Depuis longtemps, ça me démange de parler ici de la "transgasconne",
autrement dit de la route des morceaux du gros Airbus A380 entre Pauillac
(port sur l'estuaire de la Gironde) et Toulouse.
J'ai mon opinion sur ce genre de projets, que vous pouvez deviner en allant
sur mon site perso, mais ce n'est pas le lieu ici de débats généraux sur
les transports, l'écologie ou l'intervention des pouvoirs publics en économie.

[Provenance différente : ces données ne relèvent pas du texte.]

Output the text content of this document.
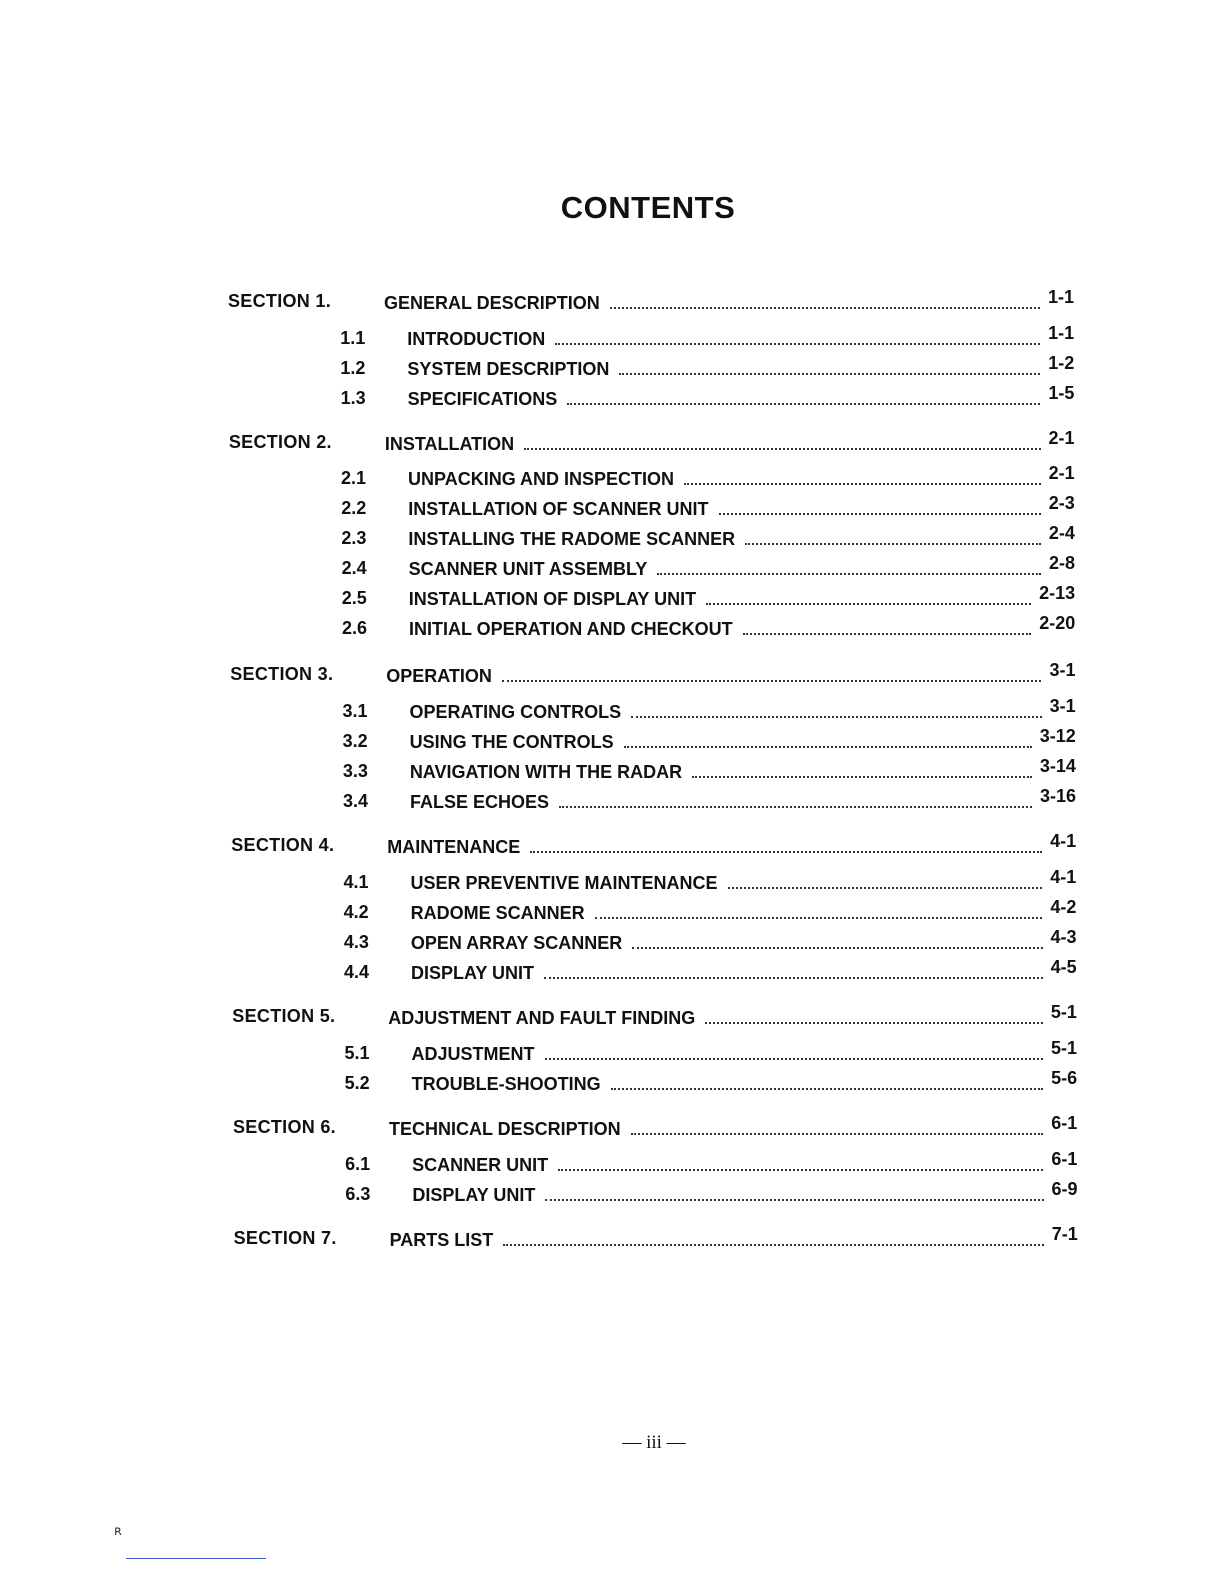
CONTENTS
SECTION 1.	GENERAL DESCRIPTION	1-1
1.1 INTRODUCTION	1-1
1.2 SYSTEM DESCRIPTION	1-2
1.3 SPECIFICATIONS	1-5
SECTION 2.	INSTALLATION	2-1
2.1 UNPACKING AND INSPECTION	2-1
2.2 INSTALLATION OF SCANNER UNIT	2-3
2.3 INSTALLING THE RADOME SCANNER	2-4
2.4 SCANNER UNIT ASSEMBLY	2-8
2.5 INSTALLATION OF DISPLAY UNIT	2-13
2.6 INITIAL OPERATION AND CHECKOUT	2-20
SECTION 3.	OPERATION	3-1
3.1 OPERATING CONTROLS	3-1
3.2 USING THE CONTROLS	3-12
3.3 NAVIGATION WITH THE RADAR	3-14
3.4 FALSE ECHOES	3-16
SECTION 4.	MAINTENANCE	4-1
4.1 USER PREVENTIVE MAINTENANCE	4-1
4.2 RADOME SCANNER	4-2
4.3 OPEN ARRAY SCANNER	4-3
4.4 DISPLAY UNIT	4-5
SECTION 5.	ADJUSTMENT AND FAULT FINDING	5-1
5.1 ADJUSTMENT	5-1
5.2 TROUBLE-SHOOTING	5-6
SECTION 6.	TECHNICAL DESCRIPTION	6-1
6.1 SCANNER UNIT	6-1
6.3 DISPLAY UNIT	6-9
SECTION 7.	PARTS LIST	7-1
— iii —
ʀ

Par contre, je relève dans "Sud-Ouest" la déclaration de Claude Sainrapt
(27 sept. 2002), maire de Cazaubon-Barbotan :
"Je respecte la nature, mais la seule espèce en voie de disparition dans le
Gers, c'est le Gersois. Et c'est la seule que j'ai envie de sauver."
Lavetz... La question que je pose, c'est : "keski" peut avoir conduit la
Gascogne centrale, alias "le Gers", à une telle extrémité ? Par quel
cheminement historique ce pays plutôt favorisé par la nature serait-il en
voie de désertification humaine ? Pourquoi le salut ne peut-il venir que
d'entreprises extérieures ? Et si Airbus avait choisi Hambourg ou Bordeaux,
les Gersois allaient donc devoir s'exiler ?
Bien sûr, je caricature, et Claude Sainrapt pourrait me répondre que
"certes, Airbus ne peut pas tout résoudre, et que d'autres actions
énergiques sont engagées localement par les autorités pour sauver le
gersois"... Mès totun, allez, je donne mon interprétation, qui doit
s'appliquer bien au delà du "Gers" : à force de s'aplatir devant les
puissants (en général parisiens) et de fonctionner en leur demandant des
miettes du gâteau, on ne sait plus faire le gâteau soi-même.